4.yüzyılda Ankara’nın çevresindeki kayalıklara keşişler yerleşmiş kendilerini dua ve iyi amellere vermişlerdi. Günümüzde bile Ankara çevresindeki kaya yerleşimlerinin birçok izi mevcut.  Aziz Nilos bu  münzevi yerlerden birine yerleşti ve daha sonra oradaki bir manastırın başkeşişi oldu. Belki de Hıdırlık Tepesindeki manastıra… Yüzlerce kişiyle mektuplaştı ve onlara dini nasihatler verdi. Yazılı eserleri, kitapları, Kilisemizin Patrolocia olarak bilinen kitap dizisinin bir parçasıdır. Ölüm tarihi olan 430’a kadar Ankara’daki bu manastırda yaşadı.

Bizans dönemine ait diğer bir yapı, kilise haline getirilmiş olan Augustus Tapınağıdır. Bugün tapınakta kiliseden kalan fazla birşey kalmamıştır. Yanlız komutan Eusthatios’u anan uzun manzum bir kitabe mevcuttur. Mabedin cella duvarı açılarak bunun dışına dikdörtgen biçimde apsis ve bemayı (yani Kutsal Altarı) oluşturan dışarı taşkın bir bölüm eklenmiştir.

Selçuklu ve Osmanlı dönemlerinde yapılan camilerde ve diğer yapılarda pek çok devşirme Bizans mimari parçalarına rast- lanmaktadır. Bundan Bizans döneminde yapılan pek çok binanın bu yapılarda kullanıldığını ortaya koymaktadır.

Arslanhane Camiinin duvarlarında, minaresinin dibinde işlenmiş Bizans dönemine ait pek çok mermer mimari parça, Türkocağı binası yapılırken temelinde kalıntılar bulunmuştur.

İstasyon civarındaki temel kazıları sırasında Erken Bİzans Çağına ait Bizans mezarları bulunmuştur. Pek çok da mezar odası ortaya çıkmıştır.

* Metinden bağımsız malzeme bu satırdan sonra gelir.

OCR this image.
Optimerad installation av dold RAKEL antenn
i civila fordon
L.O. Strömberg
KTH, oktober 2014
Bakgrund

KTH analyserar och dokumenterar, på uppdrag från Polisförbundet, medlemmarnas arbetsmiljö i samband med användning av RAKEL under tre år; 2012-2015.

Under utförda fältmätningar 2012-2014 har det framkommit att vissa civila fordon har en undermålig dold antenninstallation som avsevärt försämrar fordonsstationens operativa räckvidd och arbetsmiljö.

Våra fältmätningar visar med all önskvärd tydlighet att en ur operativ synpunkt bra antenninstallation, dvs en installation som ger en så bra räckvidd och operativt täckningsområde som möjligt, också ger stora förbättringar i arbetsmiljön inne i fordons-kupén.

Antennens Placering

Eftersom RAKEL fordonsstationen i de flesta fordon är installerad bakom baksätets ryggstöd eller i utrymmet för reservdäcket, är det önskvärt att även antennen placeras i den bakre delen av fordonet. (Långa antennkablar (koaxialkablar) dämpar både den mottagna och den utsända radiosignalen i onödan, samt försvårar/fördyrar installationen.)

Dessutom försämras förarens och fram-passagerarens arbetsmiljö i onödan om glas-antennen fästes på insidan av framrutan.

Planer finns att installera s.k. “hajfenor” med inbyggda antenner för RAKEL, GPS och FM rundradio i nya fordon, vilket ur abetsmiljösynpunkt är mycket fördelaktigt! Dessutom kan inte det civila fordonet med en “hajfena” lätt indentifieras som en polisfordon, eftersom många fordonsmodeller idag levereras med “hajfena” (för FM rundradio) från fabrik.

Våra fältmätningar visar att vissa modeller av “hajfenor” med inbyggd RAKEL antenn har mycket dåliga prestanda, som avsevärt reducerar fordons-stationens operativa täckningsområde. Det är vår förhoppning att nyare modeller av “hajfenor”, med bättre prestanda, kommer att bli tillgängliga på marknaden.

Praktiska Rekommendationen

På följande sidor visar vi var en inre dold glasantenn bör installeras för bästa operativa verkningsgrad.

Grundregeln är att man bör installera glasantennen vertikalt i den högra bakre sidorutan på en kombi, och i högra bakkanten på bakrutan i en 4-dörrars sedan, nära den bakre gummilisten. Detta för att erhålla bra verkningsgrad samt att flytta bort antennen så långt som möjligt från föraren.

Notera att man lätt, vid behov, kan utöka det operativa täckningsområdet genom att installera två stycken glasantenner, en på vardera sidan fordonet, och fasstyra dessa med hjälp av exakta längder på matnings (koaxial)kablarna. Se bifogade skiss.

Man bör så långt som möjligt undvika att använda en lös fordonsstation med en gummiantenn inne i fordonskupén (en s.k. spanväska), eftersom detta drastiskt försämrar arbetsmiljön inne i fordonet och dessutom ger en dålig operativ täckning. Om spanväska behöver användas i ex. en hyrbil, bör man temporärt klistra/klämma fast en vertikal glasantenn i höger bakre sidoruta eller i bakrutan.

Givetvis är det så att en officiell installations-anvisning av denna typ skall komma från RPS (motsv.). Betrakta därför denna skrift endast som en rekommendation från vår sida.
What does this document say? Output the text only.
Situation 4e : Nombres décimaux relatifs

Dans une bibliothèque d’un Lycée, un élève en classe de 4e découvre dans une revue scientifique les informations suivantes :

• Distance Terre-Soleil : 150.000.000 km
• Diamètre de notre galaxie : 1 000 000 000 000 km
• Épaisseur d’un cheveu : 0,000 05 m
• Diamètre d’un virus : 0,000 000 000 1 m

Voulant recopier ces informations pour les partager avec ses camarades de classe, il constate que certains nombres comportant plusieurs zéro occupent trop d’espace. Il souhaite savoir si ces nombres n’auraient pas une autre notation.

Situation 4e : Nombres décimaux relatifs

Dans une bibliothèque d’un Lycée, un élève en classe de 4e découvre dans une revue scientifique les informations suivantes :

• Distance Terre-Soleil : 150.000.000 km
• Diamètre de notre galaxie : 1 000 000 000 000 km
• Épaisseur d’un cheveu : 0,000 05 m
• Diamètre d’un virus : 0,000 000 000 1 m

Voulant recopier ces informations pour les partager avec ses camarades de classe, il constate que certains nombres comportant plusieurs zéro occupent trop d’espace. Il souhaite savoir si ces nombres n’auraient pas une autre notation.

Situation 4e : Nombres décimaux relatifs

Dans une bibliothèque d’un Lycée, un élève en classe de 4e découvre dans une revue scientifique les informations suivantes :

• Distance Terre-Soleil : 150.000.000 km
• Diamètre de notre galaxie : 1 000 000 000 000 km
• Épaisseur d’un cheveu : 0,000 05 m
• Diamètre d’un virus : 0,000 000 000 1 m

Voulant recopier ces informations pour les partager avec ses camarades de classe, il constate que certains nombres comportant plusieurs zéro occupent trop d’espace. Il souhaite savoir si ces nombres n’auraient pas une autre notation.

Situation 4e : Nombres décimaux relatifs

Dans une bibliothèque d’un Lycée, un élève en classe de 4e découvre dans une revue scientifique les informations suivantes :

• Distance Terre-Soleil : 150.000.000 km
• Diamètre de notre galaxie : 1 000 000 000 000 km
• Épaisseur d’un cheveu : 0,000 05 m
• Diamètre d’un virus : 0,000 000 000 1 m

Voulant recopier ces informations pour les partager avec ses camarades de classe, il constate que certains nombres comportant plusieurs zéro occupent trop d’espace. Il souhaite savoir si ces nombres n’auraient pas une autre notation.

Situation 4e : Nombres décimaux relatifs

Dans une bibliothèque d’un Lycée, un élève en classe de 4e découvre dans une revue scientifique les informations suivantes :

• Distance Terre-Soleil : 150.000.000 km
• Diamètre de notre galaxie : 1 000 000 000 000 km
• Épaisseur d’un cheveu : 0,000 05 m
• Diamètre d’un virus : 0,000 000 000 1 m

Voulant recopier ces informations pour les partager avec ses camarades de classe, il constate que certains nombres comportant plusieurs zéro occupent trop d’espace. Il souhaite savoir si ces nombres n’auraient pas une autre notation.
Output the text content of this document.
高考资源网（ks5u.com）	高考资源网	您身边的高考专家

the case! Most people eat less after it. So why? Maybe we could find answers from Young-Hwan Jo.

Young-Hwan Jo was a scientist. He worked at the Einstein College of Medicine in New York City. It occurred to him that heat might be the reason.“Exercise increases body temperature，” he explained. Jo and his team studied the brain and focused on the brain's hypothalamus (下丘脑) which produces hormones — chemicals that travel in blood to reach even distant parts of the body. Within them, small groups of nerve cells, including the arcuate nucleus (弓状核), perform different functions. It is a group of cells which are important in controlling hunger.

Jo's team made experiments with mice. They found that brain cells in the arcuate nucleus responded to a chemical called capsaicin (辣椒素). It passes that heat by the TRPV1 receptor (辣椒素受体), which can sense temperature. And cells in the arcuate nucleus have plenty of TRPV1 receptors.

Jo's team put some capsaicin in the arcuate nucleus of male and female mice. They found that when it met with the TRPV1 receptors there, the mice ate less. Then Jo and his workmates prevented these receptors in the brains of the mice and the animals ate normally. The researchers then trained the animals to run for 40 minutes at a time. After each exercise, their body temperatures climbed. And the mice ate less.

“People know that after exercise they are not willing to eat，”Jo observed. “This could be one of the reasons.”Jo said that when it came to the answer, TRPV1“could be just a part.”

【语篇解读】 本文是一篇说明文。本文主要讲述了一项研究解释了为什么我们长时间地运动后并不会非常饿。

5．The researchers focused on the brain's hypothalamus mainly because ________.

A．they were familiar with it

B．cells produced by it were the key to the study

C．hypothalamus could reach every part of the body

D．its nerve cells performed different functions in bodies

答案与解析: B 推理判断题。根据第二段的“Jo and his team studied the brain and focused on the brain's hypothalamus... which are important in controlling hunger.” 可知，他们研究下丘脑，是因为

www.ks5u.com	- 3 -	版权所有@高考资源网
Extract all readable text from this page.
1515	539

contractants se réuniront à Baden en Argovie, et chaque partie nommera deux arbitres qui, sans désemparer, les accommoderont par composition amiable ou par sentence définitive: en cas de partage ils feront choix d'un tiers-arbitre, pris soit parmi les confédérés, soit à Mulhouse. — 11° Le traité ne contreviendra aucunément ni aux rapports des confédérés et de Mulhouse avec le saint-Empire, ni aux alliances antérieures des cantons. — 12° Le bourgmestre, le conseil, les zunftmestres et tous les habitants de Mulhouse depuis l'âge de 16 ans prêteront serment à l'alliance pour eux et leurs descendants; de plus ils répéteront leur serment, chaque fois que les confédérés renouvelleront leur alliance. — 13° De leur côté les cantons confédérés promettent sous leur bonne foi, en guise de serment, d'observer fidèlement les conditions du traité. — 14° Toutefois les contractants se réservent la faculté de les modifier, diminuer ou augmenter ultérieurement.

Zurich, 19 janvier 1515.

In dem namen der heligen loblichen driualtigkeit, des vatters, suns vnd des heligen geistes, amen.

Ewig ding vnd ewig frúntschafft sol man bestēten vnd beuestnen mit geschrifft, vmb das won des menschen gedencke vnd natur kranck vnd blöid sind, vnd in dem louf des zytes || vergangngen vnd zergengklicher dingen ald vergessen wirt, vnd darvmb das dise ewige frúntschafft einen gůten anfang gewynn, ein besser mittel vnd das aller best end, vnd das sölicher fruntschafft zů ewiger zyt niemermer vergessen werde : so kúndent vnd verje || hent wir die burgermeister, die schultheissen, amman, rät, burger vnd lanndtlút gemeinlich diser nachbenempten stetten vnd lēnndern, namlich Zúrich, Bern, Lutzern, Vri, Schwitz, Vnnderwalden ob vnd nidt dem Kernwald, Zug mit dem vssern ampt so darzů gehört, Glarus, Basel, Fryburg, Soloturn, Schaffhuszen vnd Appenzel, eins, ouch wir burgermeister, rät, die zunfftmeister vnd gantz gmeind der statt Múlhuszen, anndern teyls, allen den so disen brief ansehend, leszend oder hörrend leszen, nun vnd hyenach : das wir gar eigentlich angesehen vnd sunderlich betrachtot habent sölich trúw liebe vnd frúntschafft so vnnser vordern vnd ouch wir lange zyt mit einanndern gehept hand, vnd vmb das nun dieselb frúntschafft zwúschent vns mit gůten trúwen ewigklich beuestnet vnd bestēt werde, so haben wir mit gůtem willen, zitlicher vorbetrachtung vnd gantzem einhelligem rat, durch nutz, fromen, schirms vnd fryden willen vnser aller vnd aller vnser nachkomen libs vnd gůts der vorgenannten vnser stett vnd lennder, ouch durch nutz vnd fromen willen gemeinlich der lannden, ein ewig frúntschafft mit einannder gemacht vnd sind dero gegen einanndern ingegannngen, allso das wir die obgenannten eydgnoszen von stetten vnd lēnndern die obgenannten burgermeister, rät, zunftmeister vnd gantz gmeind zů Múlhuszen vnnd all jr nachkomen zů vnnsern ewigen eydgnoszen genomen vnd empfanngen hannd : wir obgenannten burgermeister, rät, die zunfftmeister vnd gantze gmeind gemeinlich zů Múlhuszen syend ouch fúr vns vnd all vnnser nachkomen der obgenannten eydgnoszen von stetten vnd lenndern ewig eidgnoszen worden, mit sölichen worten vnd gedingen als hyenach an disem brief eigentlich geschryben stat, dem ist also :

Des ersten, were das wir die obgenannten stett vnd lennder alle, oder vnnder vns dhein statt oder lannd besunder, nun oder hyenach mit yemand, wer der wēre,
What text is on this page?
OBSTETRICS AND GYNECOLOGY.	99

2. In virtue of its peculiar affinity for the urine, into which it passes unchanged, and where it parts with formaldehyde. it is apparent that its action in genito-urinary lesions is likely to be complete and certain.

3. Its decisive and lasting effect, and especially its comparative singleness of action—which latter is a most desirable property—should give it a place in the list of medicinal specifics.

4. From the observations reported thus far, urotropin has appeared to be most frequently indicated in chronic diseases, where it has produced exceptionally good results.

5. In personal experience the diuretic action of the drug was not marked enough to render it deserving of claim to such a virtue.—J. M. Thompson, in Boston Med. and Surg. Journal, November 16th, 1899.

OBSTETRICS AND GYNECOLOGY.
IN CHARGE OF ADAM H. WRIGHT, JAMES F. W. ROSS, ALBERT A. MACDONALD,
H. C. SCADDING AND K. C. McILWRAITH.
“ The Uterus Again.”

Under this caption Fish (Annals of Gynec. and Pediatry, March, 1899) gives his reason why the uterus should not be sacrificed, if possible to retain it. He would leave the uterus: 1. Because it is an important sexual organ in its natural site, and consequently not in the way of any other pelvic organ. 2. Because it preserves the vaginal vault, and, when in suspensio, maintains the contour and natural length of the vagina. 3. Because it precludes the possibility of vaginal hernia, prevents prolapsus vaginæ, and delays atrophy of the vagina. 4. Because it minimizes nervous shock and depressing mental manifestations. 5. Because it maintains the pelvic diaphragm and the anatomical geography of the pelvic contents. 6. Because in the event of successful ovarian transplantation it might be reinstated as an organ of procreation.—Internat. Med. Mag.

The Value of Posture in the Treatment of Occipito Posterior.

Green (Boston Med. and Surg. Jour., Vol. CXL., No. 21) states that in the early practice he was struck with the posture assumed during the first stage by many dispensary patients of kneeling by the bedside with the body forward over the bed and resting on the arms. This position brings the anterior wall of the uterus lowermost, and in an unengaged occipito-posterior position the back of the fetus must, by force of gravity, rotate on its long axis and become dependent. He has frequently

Bugün Anafartalar Caddesi ile Çıkrıkçılar Yokuşu arasında, Eski Adliye Binası’nın arkasında, bugün küçük bir bölümü kalmış olan Aziz Clemens adına yaptırılmış Clemens Kilisesi, Ankara’daki tek Bizans yapısı olarak görünmektedir. Kapalı haç plan tipinde olan kilisenin dört kolu, birbirine eşit haç biçiminde ana mekanı vardır. Kilisenin yerine daha sonra Turasan Bey’in yeğeni, Yeğen Bey tarafından Camii ve Medresesi’nin yapıldığı, 1917 yılındaki çıkan büyük yangında bu iki eserin tamamen yıkıldığı bilinmektedir.

Devlet Demiryolları işletme Genel Müdürlüğü İnşaatı sırasında, Mahmut Akok ve Necdet Peçe tarafından 1939 yılında yapılan İstasyon Kazısı’nda ortaya çıkan iki Erken Bİzans (M.S. 3. veya 4. yüzyıl) Çağı mezarından biri Roma Hamamına taşınarak, restorasyonu yapılıp yeni yerine yerleştirilmiştir. İstasyonun birkaç yüz metre doğusunda bulunan çakıltaşları kazıldığında, yine birkaç Hristiyan mezarına rastlanmış, burada bulunan küçük eserler müzeye taşınmıştır. Yine burada 4. yüzyıla ait bodrum katı sağlam olarak ortaya çıkarılan küçük bir kilise bulunmuştur.

Günümüzde Altındağ İlçesindeki “Hıdırlık Tepesi” diye anılan yere “Timurlenk Tepesi” de denmektedir. Muhtemelen o tepede eski bir manastır vardı. Maalesef tepenin etekleri gecekonduyla doludur.